Response Length Enforcement

New in 0.36.0

Response length enforcement is now configurable per client with four modes.

Talemate can control response length in two ways: by capping the token budget sent to the API (max_tokens) and by appending human-readable length instructions to the prompt. The Response Length Enforcement setting lets you choose which of these mechanisms to use.

How It Works

Many prompt templates already include response length instructions inline (e.g., "The length of your response must fit within 2 paragraphs"). However, some templates do not. When the selected mode includes instructions, Talemate automatically appends a response length instruction as a fallback for those templates, ensuring the model always receives length guidance.

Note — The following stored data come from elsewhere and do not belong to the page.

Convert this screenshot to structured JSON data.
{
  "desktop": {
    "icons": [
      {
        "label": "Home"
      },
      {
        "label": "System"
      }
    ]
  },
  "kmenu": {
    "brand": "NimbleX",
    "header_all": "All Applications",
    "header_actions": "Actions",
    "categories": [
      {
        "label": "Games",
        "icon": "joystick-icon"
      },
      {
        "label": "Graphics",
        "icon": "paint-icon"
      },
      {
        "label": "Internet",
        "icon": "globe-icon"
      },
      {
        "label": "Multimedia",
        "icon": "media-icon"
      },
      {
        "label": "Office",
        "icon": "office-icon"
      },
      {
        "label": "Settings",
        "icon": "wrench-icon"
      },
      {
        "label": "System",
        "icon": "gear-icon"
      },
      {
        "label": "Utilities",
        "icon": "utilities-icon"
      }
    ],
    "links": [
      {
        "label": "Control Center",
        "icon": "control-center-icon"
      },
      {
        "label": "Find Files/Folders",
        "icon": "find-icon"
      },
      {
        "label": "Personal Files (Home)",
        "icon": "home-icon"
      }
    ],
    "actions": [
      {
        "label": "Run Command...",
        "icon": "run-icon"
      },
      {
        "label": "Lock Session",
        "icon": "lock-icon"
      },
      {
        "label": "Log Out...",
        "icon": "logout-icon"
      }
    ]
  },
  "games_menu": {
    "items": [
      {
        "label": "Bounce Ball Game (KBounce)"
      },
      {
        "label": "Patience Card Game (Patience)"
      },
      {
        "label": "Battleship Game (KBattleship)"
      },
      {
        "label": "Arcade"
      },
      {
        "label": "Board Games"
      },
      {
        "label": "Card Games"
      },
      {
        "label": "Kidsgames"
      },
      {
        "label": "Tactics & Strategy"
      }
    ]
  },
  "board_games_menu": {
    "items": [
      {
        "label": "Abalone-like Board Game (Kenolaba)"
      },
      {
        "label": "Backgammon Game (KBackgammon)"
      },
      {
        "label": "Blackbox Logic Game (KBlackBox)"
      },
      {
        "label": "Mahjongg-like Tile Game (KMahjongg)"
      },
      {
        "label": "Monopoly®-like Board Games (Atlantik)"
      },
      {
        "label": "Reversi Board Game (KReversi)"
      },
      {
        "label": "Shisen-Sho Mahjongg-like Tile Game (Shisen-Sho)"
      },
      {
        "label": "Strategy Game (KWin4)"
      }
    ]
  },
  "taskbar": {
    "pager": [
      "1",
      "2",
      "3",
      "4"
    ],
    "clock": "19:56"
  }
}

The instruction is derived from the configured max token count for the current generation:

Token Budget Instruction
≤ 32 Keep your response short and limited
≤ 64 1 - 3 sentences
≤ 128 1 paragraph
≤ 256 2 paragraphs
≤ 384 3 paragraphs
≤ 512 4 paragraphs
≤ 1024 6 paragraphs
≤ 1536 9 paragraphs
> 1536 Be as detailed and verbose as you need to be

Modes

Mode Token limit Instructions Description
Limit tokens and send instructions Yes Yes The default. Limits the API token budget and appends length instructions to prompts that don't already include them.
Limit tokens Yes No Limits the API token budget but does not append any length instructions.
Send instructions No Yes Appends length instructions but does not limit the API token budget, leaving it up to the API.
Uncapped No No Neither limits tokens nor sends instructions.

Uncapped

Not recommended. Any generation length settings will be ignored when this is selected.

Configuration

The setting is found in the client settings under the General tab.

  1. Open the client settings by clicking on a client in the sidebar
  2. Find the Response Length Enforcement dropdown
  3. Select the desired mode

This setting defaults to Limit tokens and send instructions.